The more debt you owe, the less you have available for savings – it’s simple mathematics. Of course, this doesn’t apply to every single person with loans. Some people earn enough for savings and loans. But what if your situation is different and it’s either one or the other? Should you sacrifice savings to repay your loans?
Benefits of Having a Savings Account
Regardless of how much you owe creditors, there are undeniable benefits to having a cash reserve. Anything can happen from an injury to a major car repair. If you don’t have enough cash tucked away, you might rely on your credit card or take a risky payday loan. A savings account provides peace of mind. Even if you don’t have a huge bankroll, having a little something in savings provides a cushion and lifts a weight off your shoulders. Just knowing that you have a backup plan in case of an emergency can help you sleep soundly.
Understandably, incorporating saving with loan repayment is much easier to say. At the end of the day, it all balls down to what you bring in. And if what you’re currently paying lenders doesn’t allow for savings, you may have to take a few drastic measures.
Pay Yourself First – No Matter What
Don’t view savings as an option. Treat your savings account like any unexpected expense that you have to pay. Think back to the number of times you encountered an expense that wasn’t in your budget. What did you do? Like most people, you probably hustled and found a way to meet this expense. Maybe you reduced your recreation or entertainment budget, worked a little overtime or made other sacrifices. This situation with your savings is no different. If you presently don’t have enough for savings and loans, think of ways to free up cash. Some experts recommend saving 10% of your income each month. This is a good goal, but if you need to save less, no worries.
Adjust How Much You Owe
To prevent debtors from defaulting on loan repayment, some lenders have provisions that lower loan payments. Although your mortgage lender or auto lender isn’t likely to reduce how much you owe on a whim, you can possibly reduce what you pay monthly to private finance companies and federal student loan lenders. There are different requirements for taking advantage of this provision, and some lenders only adjust payments if debtors experience severe economic hardship. Although lenders don’t have to lower your monthly payments, it’s worth asking.

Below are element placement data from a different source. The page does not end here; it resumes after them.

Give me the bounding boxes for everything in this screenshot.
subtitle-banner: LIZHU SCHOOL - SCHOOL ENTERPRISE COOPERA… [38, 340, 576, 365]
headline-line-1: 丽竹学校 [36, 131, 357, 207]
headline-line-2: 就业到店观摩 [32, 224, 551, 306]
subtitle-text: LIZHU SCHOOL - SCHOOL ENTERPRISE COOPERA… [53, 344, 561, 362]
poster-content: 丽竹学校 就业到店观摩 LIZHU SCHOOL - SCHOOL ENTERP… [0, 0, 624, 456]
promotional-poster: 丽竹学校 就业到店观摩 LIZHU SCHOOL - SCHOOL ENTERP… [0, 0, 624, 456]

Open a High-Yield Savings Account
As long as you’re paying on your loans, your savings account may grow at a slow pace. If you have barely enough disposable income for savings and loans, maximize your savings with a different type of account. Check out high-yield savings accounts offered by your bank or an online bank. Deposit your cash in this account and earn a higher return. These accounts have higher interest rates than a regular savings, helping you get the most out of your savings.